И решил Славка удивить всех родственников роскошью свадебного стола. Пятидесятые годы – самое сытное время в СССР. Всё можно было купить, лишь бы имелись деньги. Стол ломился от красной икры, привезённой молодожёном с Дальнего Востока, была и чёрная астраханская икра, стоившая в «Рыбаке» 200 рублей за килограмм (то есть 20 рублей после деноминации 1961 года), копчёная колбаса, рыба и мясо разных сортов, ну и, конечно, свежие огурцы и помидоры с нашего огорода, отварная картошечка с зелёным укропом, мамины соления и жарения, пироги. Мясной «холодец» и заливная рыба (любимые блюда мамы) к моему приходу были успешно съедены.
Наконец я попался на глаза мамы.
– Иди во двор, на скамейку, я принесу тебе поесть.

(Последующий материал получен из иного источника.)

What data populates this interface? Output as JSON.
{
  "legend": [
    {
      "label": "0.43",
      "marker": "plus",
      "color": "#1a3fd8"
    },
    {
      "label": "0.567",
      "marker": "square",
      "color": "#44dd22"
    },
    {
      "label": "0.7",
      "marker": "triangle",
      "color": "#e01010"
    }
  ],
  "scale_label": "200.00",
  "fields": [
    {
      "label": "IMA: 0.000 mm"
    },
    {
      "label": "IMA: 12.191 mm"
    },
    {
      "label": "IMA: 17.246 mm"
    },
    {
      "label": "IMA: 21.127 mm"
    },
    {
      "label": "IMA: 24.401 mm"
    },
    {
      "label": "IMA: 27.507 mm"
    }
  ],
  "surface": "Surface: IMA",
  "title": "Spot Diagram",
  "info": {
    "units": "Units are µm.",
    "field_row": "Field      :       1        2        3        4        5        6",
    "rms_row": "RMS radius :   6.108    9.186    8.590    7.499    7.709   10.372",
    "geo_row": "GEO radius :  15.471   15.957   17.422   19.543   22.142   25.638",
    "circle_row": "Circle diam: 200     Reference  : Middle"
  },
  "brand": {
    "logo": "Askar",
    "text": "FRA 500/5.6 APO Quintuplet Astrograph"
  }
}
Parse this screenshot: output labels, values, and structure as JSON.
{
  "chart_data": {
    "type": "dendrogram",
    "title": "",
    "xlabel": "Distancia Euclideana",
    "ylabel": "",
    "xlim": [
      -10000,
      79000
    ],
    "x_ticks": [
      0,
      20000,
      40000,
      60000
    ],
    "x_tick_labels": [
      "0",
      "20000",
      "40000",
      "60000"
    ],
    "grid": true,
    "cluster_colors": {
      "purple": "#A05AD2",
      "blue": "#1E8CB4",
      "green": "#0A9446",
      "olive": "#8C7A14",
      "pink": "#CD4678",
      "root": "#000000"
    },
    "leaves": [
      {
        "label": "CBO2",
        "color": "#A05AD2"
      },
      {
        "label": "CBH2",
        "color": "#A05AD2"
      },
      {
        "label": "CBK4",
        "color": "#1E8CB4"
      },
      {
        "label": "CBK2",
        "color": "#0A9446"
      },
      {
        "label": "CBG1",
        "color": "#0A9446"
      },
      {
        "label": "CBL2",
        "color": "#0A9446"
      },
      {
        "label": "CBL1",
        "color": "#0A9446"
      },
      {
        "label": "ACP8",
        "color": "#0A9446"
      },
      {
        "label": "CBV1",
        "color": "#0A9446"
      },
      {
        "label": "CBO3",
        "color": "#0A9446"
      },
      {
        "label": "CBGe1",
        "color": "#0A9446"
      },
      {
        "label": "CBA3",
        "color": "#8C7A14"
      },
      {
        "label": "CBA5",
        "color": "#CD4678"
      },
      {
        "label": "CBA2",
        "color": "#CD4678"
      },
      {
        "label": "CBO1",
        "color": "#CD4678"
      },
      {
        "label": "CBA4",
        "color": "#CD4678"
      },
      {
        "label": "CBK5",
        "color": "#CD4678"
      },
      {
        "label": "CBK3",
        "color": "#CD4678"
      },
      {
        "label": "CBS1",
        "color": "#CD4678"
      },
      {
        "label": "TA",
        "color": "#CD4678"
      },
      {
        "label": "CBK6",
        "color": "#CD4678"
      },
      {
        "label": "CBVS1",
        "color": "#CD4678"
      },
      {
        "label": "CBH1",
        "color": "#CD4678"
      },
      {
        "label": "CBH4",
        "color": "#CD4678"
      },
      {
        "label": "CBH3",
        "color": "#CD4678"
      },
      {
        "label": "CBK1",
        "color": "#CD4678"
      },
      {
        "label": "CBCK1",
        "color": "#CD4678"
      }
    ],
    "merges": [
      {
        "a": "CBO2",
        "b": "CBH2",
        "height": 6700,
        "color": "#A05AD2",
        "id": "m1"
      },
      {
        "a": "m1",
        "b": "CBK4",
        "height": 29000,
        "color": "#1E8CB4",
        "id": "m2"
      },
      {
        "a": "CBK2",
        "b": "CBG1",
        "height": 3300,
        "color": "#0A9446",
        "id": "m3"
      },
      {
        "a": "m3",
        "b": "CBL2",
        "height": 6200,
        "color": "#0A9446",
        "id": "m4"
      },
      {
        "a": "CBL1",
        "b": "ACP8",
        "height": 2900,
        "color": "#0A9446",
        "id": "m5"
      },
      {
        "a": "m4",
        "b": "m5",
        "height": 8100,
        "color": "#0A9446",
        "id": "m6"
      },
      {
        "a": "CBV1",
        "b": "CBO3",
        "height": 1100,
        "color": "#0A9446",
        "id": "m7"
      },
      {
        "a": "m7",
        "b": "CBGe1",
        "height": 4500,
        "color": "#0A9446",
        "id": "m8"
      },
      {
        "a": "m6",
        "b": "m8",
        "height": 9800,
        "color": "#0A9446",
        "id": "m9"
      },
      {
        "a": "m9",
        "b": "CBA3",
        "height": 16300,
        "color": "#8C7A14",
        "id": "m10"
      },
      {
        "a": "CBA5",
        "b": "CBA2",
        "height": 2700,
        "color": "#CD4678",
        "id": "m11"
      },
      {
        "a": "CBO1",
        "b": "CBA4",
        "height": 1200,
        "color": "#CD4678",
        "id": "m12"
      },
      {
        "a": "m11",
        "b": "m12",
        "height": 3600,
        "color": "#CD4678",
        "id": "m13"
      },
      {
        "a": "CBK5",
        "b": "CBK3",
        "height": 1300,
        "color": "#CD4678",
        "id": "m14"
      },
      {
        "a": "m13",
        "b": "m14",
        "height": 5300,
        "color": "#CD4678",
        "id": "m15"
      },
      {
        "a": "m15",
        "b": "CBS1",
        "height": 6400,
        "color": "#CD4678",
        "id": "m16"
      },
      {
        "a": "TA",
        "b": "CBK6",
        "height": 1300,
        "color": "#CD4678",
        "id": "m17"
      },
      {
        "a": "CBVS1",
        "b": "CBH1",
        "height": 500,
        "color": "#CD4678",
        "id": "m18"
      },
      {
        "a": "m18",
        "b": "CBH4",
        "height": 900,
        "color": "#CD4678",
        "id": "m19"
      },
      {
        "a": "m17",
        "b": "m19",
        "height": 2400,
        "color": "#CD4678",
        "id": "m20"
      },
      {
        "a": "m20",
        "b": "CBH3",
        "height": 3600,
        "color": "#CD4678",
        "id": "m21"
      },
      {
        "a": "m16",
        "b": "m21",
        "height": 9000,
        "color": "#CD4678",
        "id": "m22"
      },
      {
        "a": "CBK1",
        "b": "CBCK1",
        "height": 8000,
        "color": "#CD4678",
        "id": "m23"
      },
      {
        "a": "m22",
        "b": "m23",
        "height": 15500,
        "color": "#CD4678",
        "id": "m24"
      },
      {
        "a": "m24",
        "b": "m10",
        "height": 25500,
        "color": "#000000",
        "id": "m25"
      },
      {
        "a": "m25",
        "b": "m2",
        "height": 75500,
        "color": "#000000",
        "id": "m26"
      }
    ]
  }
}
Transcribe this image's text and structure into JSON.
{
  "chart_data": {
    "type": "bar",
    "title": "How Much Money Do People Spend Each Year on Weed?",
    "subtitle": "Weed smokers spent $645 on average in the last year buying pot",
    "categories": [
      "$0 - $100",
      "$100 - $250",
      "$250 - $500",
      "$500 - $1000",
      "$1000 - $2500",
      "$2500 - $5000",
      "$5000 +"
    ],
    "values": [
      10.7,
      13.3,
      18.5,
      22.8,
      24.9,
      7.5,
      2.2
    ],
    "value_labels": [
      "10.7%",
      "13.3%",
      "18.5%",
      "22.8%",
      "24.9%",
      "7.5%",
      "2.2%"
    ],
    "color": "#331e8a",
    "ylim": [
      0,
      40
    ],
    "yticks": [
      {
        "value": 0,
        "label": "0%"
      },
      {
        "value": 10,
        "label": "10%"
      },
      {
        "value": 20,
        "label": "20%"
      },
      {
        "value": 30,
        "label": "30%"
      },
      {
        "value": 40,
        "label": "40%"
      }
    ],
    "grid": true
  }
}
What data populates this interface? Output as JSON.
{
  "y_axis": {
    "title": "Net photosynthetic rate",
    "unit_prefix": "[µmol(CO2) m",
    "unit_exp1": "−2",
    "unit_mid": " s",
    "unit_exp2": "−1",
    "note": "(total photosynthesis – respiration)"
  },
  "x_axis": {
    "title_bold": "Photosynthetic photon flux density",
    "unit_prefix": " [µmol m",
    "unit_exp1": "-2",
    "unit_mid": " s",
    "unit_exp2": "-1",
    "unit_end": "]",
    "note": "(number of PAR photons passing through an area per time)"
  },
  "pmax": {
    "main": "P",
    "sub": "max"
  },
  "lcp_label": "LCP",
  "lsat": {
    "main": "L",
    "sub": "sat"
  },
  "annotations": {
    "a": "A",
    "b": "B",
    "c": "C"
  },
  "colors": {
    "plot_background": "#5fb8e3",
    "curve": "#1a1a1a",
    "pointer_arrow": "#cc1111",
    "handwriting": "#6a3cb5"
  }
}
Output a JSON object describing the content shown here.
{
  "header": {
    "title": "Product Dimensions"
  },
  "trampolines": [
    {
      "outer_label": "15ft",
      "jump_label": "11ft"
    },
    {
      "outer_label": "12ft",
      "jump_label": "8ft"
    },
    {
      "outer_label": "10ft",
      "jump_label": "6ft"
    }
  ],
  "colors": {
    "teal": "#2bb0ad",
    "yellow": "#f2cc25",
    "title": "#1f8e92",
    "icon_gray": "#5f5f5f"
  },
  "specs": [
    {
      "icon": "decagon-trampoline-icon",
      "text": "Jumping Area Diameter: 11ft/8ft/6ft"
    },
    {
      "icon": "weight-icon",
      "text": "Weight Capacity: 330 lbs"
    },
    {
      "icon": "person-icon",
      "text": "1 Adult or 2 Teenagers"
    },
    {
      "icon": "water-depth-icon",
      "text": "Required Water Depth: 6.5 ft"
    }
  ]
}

Тогда бутерброды были не в моде. Мама принесла кусок («кусман» – так называли пацаны большой кусок) копчёной, истекающей жирком колбасы и ломоть ржаного хлеба. Я впервые в жизни ел дорогую колбасу, помаленьку откусывая от большого куска. Немного колбасы и вдвое больше хлеба. Голодная слюна, заполнившая рот, помогала успешно справиться со значительной массой хлеба. Наслаждаясь, я бездумно смотрел на кирпичную брусчатку, на забор, на плакучую берёзу, на сарай. Всё это предстояло оставить навсегда, и это дорогое и родное будет равнодушно разломано, выброшено, забыто. Да и сам я забуду, каким я был в тот первый день осени, жующий вкусную колбасу, сидя на переносной деревянной скамейке. Возможно, на этом месте будет кухня в огромном кирпичном доме, и кто-то будет возиться в ней, не зная, не ведая, что здесь до них жили другие люди со своими заботами и радостями.
И вполне объяснимая грусть о предстоящей разлуке с этими до боли знакомыми местами, вещами и предметами заполонила душу. Чей двор, чей дом, чей огород тут были? Неведомо! Никто и никогда не вспомнит, что какой-то мальчишка сидел тут, и душа его плакала от предстоящей разлуки. И я, конечно же, изменюсь на новом месте жительства, так же как изменится старый Гребешок. Как же быть нам с испытанной ватагой, как оставить друзей, с которыми хожено-перехожено много дорог и тропок, сыграно игр, рассказано историй? Пацаны тоже изменятся, повзрослеют и станут чуждаться нас. Или нет?
Подошедшая мама остановила бег моих безрадостных мыслей.
– Ну как, вкусно?
Я мотнул головой в знак согласия и неожиданно для самого себя спросил:
– Мам, а почему вы теснитесь в комнатах? Выставили бы столы и стулья во двор да гуляли бы на свежем воздухе?!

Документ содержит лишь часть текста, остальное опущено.